These days, my artistic outlet consists of making lesson plans for my little kid’s yoga class. I love everything about the creative process, from choosing a theme, to designing the yoga sequence, and selecting an activity. Last week, I asked my daughter what the theme should be for next week’s class, and she said, “wind!”
I spent some time thinking about wind, and my attention automatically went to the children I work with on a weekly basis. I can tell which children are breezy; they have the playful quality of a leaf falling through the air, but are strong and rooted like the Oak tree. I can also identify the kids whose winds are picking up, preparing for a storm. It pains me to say that I also know a number of kids who are in the middle of a tornado.
My Tornado Kids are the ones who are consistently dysregulated. Unfortunately, they are also the ones who are labeled as “defiant” or some other negative word we attach to them out of frustration, separation, or pity.
We had a difficult student in my Middle School last year. Maddie rarely attended school and battled with a depression so severe it was almost tattooed on her face. As she walked into the lunchroom one afternoon, I greeted her with a smile and a kindness, “have a good lunch Maddie!” There was a teacher standing near me who walked over and said, “Why bother? She is going to drop out just like her older sister did.”
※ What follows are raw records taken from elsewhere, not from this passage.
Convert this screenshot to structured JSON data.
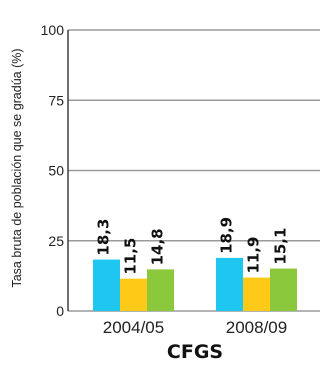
{
  "chart_data": {
    "type": "bar",
    "categories": [
      "2004/05",
      "2008/09"
    ],
    "series": [
      {
        "color": "#1fc6f0",
        "values": [
          18.3,
          18.9
        ],
        "labels": [
          "18,3",
          "18,9"
        ]
      },
      {
        "color": "#ffc917",
        "values": [
          11.5,
          11.9
        ],
        "labels": [
          "11,5",
          "11,9"
        ]
      },
      {
        "color": "#8cc83c",
        "values": [
          14.8,
          15.1
        ],
        "labels": [
          "14,8",
          "15,1"
        ]
      }
    ],
    "xlabel": "CFGS",
    "ylabel": "Tasa bruta de población que se gradúa (%)",
    "ylim": [
      0,
      100
    ],
    "yticks": [
      0,
      25,
      50,
      75,
      100
    ],
    "grid": true
  }
}
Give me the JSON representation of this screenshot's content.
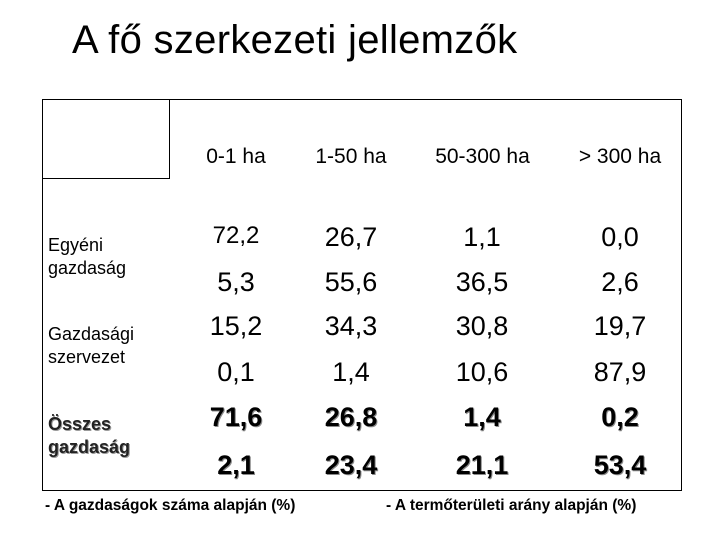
{
  "title": "A fő szerkezeti jellemzők",
  "columns": [
    "0-1 ha",
    "1-50 ha",
    "50-300 ha",
    "> 300 ha"
  ],
  "rows": [
    {
      "label_line1": "Egyéni",
      "label_line2": "gazdaság",
      "count": [
        "72,2",
        "26,7",
        "1,1",
        "0,0"
      ],
      "area": [
        "5,3",
        "55,6",
        "36,5",
        "2,6"
      ]
    },
    {
      "label_line1": "Gazdasági",
      "label_line2": "szervezet",
      "count": [
        "15,2",
        "34,3",
        "30,8",
        "19,7"
      ],
      "area": [
        "0,1",
        "1,4",
        "10,6",
        "87,9"
      ]
    },
    {
      "label_line1": "Összes",
      "label_line2": "gazdaság",
      "count": [
        "71,6",
        "26,8",
        "1,4",
        "0,2"
      ],
      "area": [
        "2,1",
        "23,4",
        "21,1",
        "53,4"
      ]
    }
  ],
  "footnotes": {
    "left": "- A gazdaságok száma alapján (%)",
    "right": "- A termőterületi arány alapján (%)"
  }
}
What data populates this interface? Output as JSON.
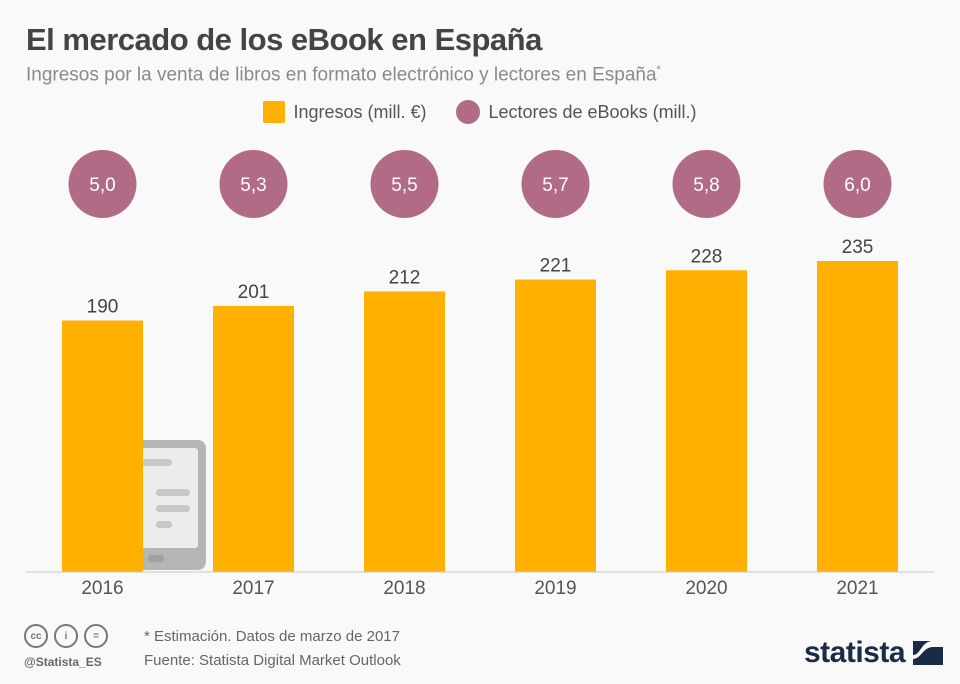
{
  "title": "El mercado de los eBook en España",
  "subtitle": "Ingresos por la venta de libros en formato electrónico y lectores en España",
  "subtitle_mark": "*",
  "legend": [
    {
      "label": "Ingresos (mill. €)",
      "shape": "square",
      "color": "#ffb000"
    },
    {
      "label": "Lectores de eBooks (mill.)",
      "shape": "circle",
      "color": "#b26b87"
    }
  ],
  "chart_data": {
    "type": "bar",
    "title": "El mercado de los eBook en España",
    "categories": [
      "2016",
      "2017",
      "2018",
      "2019",
      "2020",
      "2021"
    ],
    "series": [
      {
        "name": "Ingresos (mill. €)",
        "values": [
          190,
          201,
          212,
          221,
          228,
          235
        ],
        "color": "#ffb000",
        "labels": [
          "190",
          "201",
          "212",
          "221",
          "228",
          "235"
        ]
      },
      {
        "name": "Lectores de eBooks (mill.)",
        "values": [
          5.0,
          5.3,
          5.5,
          5.7,
          5.8,
          6.0
        ],
        "color": "#b26b87",
        "labels": [
          "5,0",
          "5,3",
          "5,5",
          "5,7",
          "5,8",
          "6,0"
        ],
        "display": "circle-badges"
      }
    ],
    "ylim": [
      0,
      235
    ],
    "xlabel": "",
    "ylabel": "",
    "grid": false,
    "legend": "top-center"
  },
  "footer": {
    "note": "* Estimación. Datos de marzo de 2017",
    "source": "Fuente: Statista Digital Market Outlook",
    "handle": "@Statista_ES",
    "license_icons": [
      "cc-icon",
      "by-icon",
      "nd-icon"
    ],
    "license_glyphs": [
      "cc",
      "i",
      "="
    ],
    "brand": "statista"
  }
}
My heart sank as my adrenaline rose and I thought, did you really just say that? I took a long, deep breath (okay, it was a sigh of dissatisfaction), and replied, “maybe we can work together on a plan for her?” The teacher was expecting a different reaction, as evidenced by the confused look on her face. She said, “it’s impossible to help a child who comes from that kind of home. I have pity on her, but the situation is hopeless.”
In the beginning of my police career, the amplification of “other people’s problems” caused me great anxiety. I was devastated to see broken homes, suicides, neglected children, and substance abuse. For someone like me (who is empathic in nature), this disrupted my positive mindset and skewed my worldview on a very deep level. I felt sad for these struggling families, yet maintained a feeling of hopelessness, much like the teacher I referenced above.
After some personal growth as the years went on, I realized something truly important; empathy was too passive. It wasn’t enough to just feel sorry for someone. With that being said, I also knew I couldn’t solve everyone’s problems, nor would I want to create that type of co-dependent relationship. Instead, I decided to look at problems and situations through a lens of compassion. In doing so, I was able to see the truth and wholeness of the human condition; we are connected because we all suffer. Once I learned that I suffer, and the people I serve suffer, I was able to see our relationships as authentically human. Unfortunate for many, a mindset of disconnection cultivates broken and often detrimental relationships with others. “Us and them” can be the most dangerous combination of words in the human language.
I put my realizations into practice each day that I work as a public servant. In the case of Maddie, I began focusing the lens on her home life. I made an unannounced visit when she didn’t come to school one day. Mom greeted me at the door in her bathrobe. I learned she has been recovering from back surgery for over two years, and is undoubtedly addicted to her pain medication. Her eyes told the story of a woman who was broken, both physically and emotionally.
I learned Dad is working two jobs to make ends meet and it’s still not enough. I learned their already tired home was badly damaged during a winter Nor’Easter, and Maddie and her brother were too embarrassed of the home’s condition to invite friends over. I suspected Maddie’s depression had everything to do with her collective environment; the home, the arguing, and the physical and emotional absence of her parents.
Maddie’s a Tornado Kid. The Nor’Easter that destroyed their home years ago set off a series of damaging winds that swirled around her until she crumbled.
How do we help pick up the pieces for our Tornado Kids?
I knew what I needed to do to help Maddie. I needed to build a community around her, and I needed to get her into school. I would have to do my job, and muster up all of the creative flair I could to get her there. She would have to do the work, but I would be the vehicle.
I drove her into school when she ditched (she didn’t like this). I talked to her during those rides even though I was sure she wasn’t listening. I coordinated support for her in school with my awesome team of school administrators, teachers, and guidance counselors. Maddie is not perfect, but she is managing. She attends school more frequently now, but more importantly, I see her smiling.
Tornado Kids need more. Investigate their lives with compassionate curiosity, because that’s where you create the connection! Never forget that you can do a whole lot of good for a child in the seven hours they are in your school building. These kids often come in from challenging environments, to the predictable and consistent school atmosphere. Children want structure. They want out of that Tornado. And most importantly, they want connection with people who register experiences that are positive and promote their dignity. In this space, they are empowered to create lasting change, setting sail into the winds of their own lives.